DUISBURG — Es ist ein historischer Moment für die deutsche Industriegeschichte. Am gestrigen Mittwoch wurde der erste 400-Kilometer-Abschnitt des nationalen “Wasserstoff-Kernnetzes” offiziell in Betrieb genommen. Nach Jahren der Planung und der Umwidmung alter Erdgasleitungen fließt nun erstmals grüner Wasserstoff in großem Maßstab von den Import-Terminals und Windparks im Norden direkt in die industriellen Herzkammern im Ruhrgebiet.
Die Entkarbonisierung der Schwerindustrie Dieses Infrastrukturprojekt gilt als das Rückgrat der deutschen Klimaneutralität. Jahrelang stand die Frage im Raum, wie energieintensive Industrien wie die Stahl- und Chemieproduktion ohne fossiles Erdgas überleben können. Die Antwort strömt nun durch die Röhren. „Dies ist der Tag, an dem ‘Grüner Stahl’ von einem Marketingbegriff zu einer wirtschaftlichen Realität wird“, erklärte ein Sprecher der Stahlindustrie. Die Hochöfen, die bisher Unmengen an CO2 ausstießen, werden nun schrittweise auf die Direktreduktion mit Wasserstoff umgestellt.

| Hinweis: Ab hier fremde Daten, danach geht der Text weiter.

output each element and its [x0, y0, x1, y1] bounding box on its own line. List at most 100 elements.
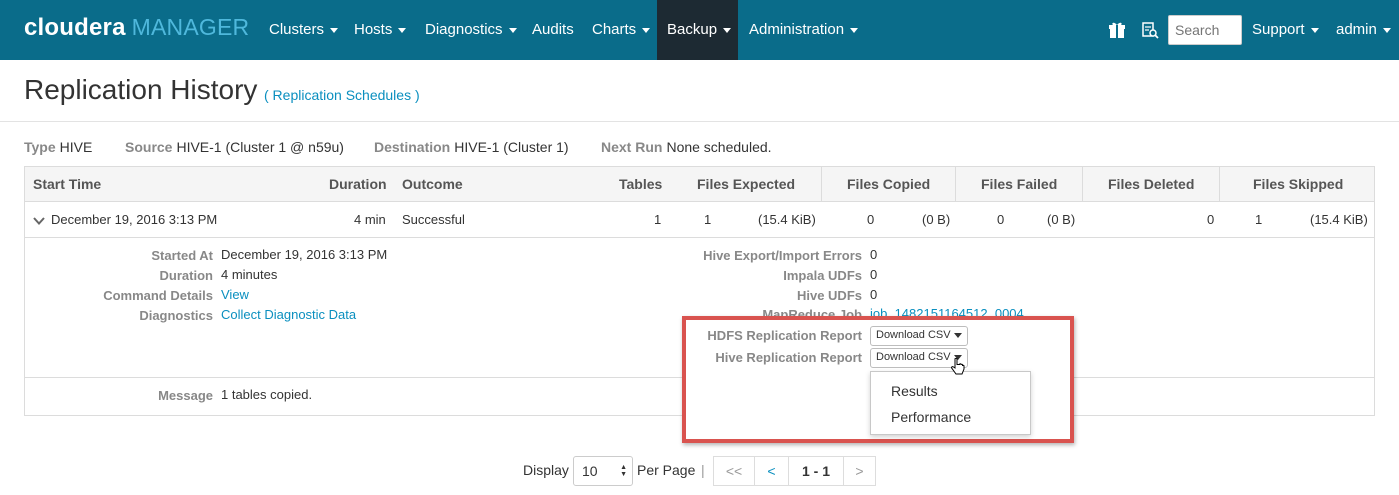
started-at-label: Started At: [151, 248, 213, 263]
row-divider: [25, 237, 1374, 238]
impala-udfs-value: 0: [870, 267, 878, 282]
page-size-select[interactable]: 10 ▲ ▼: [573, 456, 633, 486]
divider: [0, 121, 1399, 122]
row-files-expected: 1: [704, 212, 712, 227]
row-start-time: December 19, 2016 3:13 PM: [51, 212, 218, 227]
hdfs-download-csv-button[interactable]: Download CSV: [870, 326, 968, 346]
duration-label: Duration: [159, 268, 213, 283]
download-csv-menu: Results Performance: [870, 371, 1031, 435]
chevron-down-icon: [508, 27, 517, 33]
nav-backup-label: Backup: [667, 21, 718, 38]
hdfs-download-csv-label: Download CSV: [876, 329, 951, 341]
page-size-value: 10: [582, 463, 598, 479]
meta-destination-label: Destination: [374, 139, 451, 155]
started-at-value: December 19, 2016 3:13 PM: [221, 247, 388, 262]
meta-type-label: Type: [24, 139, 56, 155]
row-files-copied-size: (0 B): [922, 212, 951, 227]
col-files-failed[interactable]: Files Failed: [981, 176, 1057, 192]
row-tables: 1: [654, 212, 662, 227]
prev-page-button[interactable]: <: [754, 456, 789, 486]
collect-diagnostic-data-link[interactable]: Collect Diagnostic Data: [221, 307, 356, 322]
select-arrows-icon: ▲ ▼: [620, 464, 627, 478]
message-label: Message: [158, 388, 213, 403]
replication-schedules-link[interactable]: ( Replication Schedules ): [264, 87, 420, 103]
hdfs-replication-report-label: HDFS Replication Report: [707, 328, 862, 343]
nav-diagnostics[interactable]: Diagnostics: [425, 0, 517, 60]
meta-next-run-label: Next Run: [601, 139, 663, 155]
nav-charts[interactable]: Charts: [592, 0, 651, 60]
command-details-view-link[interactable]: View: [221, 287, 249, 302]
row-files-failed-size: (0 B): [1047, 212, 1076, 227]
chevron-down-icon: [642, 27, 651, 33]
table-header: Start Time Duration Outcome Tables Files…: [25, 167, 1374, 202]
col-files-copied[interactable]: Files Copied: [847, 176, 930, 192]
logo-brand: cloudera: [24, 14, 126, 41]
hive-export-import-errors-value: 0: [870, 247, 878, 262]
row-duration: 4 min: [354, 212, 386, 227]
column-divider: [1219, 167, 1220, 202]
col-files-skipped[interactable]: Files Skipped: [1253, 176, 1343, 192]
display-label: Display: [523, 462, 569, 478]
top-navbar: cloudera MANAGER Clusters Hosts Diagnosti…: [0, 0, 1399, 60]
duration-value: 4 minutes: [221, 267, 278, 282]
command-details-label: Command Details: [103, 288, 213, 303]
per-page-label: Per Page: [637, 462, 696, 478]
nav-clusters[interactable]: Clusters: [269, 0, 339, 60]
meta-destination: Destination HIVE-1 (Cluster 1): [374, 139, 569, 155]
meta-next-run: Next Run None scheduled.: [601, 139, 772, 155]
chevron-down-icon: [330, 27, 339, 33]
meta-type-value: HIVE: [59, 139, 93, 155]
page-title: Replication History: [24, 74, 258, 105]
search-input[interactable]: [1168, 15, 1242, 45]
search-list-icon[interactable]: [1140, 20, 1160, 40]
meta-destination-value: HIVE-1 (Cluster 1): [454, 139, 569, 155]
col-files-deleted[interactable]: Files Deleted: [1108, 176, 1194, 192]
message-value: 1 tables copied.: [221, 387, 313, 402]
column-divider: [1082, 167, 1083, 202]
logo-product: MANAGER: [131, 14, 250, 40]
hand-cursor-icon: [951, 358, 965, 375]
column-divider: [955, 167, 956, 202]
chevron-down-icon: [723, 27, 732, 33]
pager-separator: |: [701, 462, 705, 478]
nav-administration[interactable]: Administration: [749, 0, 859, 60]
menu-item-results[interactable]: Results: [891, 383, 938, 399]
nav-support[interactable]: Support: [1252, 0, 1319, 60]
cloudera-manager-logo[interactable]: cloudera MANAGER: [24, 14, 249, 42]
meta-source-value: HIVE-1 (Cluster 1 @ n59u): [176, 139, 344, 155]
chevron-down-icon: [1382, 27, 1391, 33]
nav-audits-label: Audits: [532, 21, 574, 38]
meta-next-run-value: None scheduled.: [666, 139, 772, 155]
gift-icon[interactable]: [1107, 20, 1127, 40]
chevron-down-icon[interactable]: [33, 215, 45, 227]
row-files-skipped-size: (15.4 KiB): [1310, 212, 1368, 227]
nav-audits[interactable]: Audits: [532, 0, 574, 60]
hive-replication-report-label: Hive Replication Report: [715, 350, 862, 365]
diagnostics-label: Diagnostics: [139, 308, 213, 323]
col-tables[interactable]: Tables: [619, 176, 662, 192]
nav-hosts[interactable]: Hosts: [354, 0, 407, 60]
first-page-button[interactable]: <<: [713, 456, 755, 486]
col-files-expected[interactable]: Files Expected: [697, 176, 795, 192]
impala-udfs-label: Impala UDFs: [783, 268, 862, 283]
nav-hosts-label: Hosts: [354, 21, 393, 38]
nav-user-admin[interactable]: admin: [1336, 0, 1391, 60]
hive-export-import-errors-label: Hive Export/Import Errors: [703, 248, 862, 263]
hive-udfs-label: Hive UDFs: [796, 288, 862, 303]
col-outcome[interactable]: Outcome: [402, 176, 463, 192]
nav-charts-label: Charts: [592, 21, 637, 38]
nav-backup[interactable]: Backup: [657, 0, 738, 60]
meta-source-label: Source: [125, 139, 173, 155]
column-divider: [821, 167, 822, 202]
row-files-deleted: 0: [1207, 212, 1215, 227]
row-files-copied: 0: [867, 212, 875, 227]
col-start-time[interactable]: Start Time: [33, 176, 101, 192]
menu-item-performance[interactable]: Performance: [891, 409, 971, 425]
row-files-expected-size: (15.4 KiB): [758, 212, 816, 227]
chevron-down-icon: [1310, 27, 1319, 33]
next-page-button[interactable]: >: [843, 456, 876, 486]
meta-source: Source HIVE-1 (Cluster 1 @ n59u): [125, 139, 344, 155]
col-duration[interactable]: Duration: [329, 176, 387, 192]
nav-clusters-label: Clusters: [269, 21, 325, 38]
hive-download-csv-label: Download CSV: [876, 351, 951, 363]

Unabhängigkeit durch Diversifizierung Das Netz wird nicht nur durch heimischen Windstrom gespeist. Parallel zur Eröffnung werden internationale Energiepartnerschaften aktiviert, die grünen Wasserstoff aus Südeuropa und Afrika importieren. Kritiker hatten lange vor den hohen Kosten gewarnt, doch angesichts der stabilen Wasserstoffpreise und der volatilen CO2-Steuern scheint sich die Wette der Bundesregierung auszuzahlen. Das Jahr 2026 wird zeigen, ob die Transformation auch in der Breite gelingt und ob der Mittelstand schnell genug angebunden werden kann.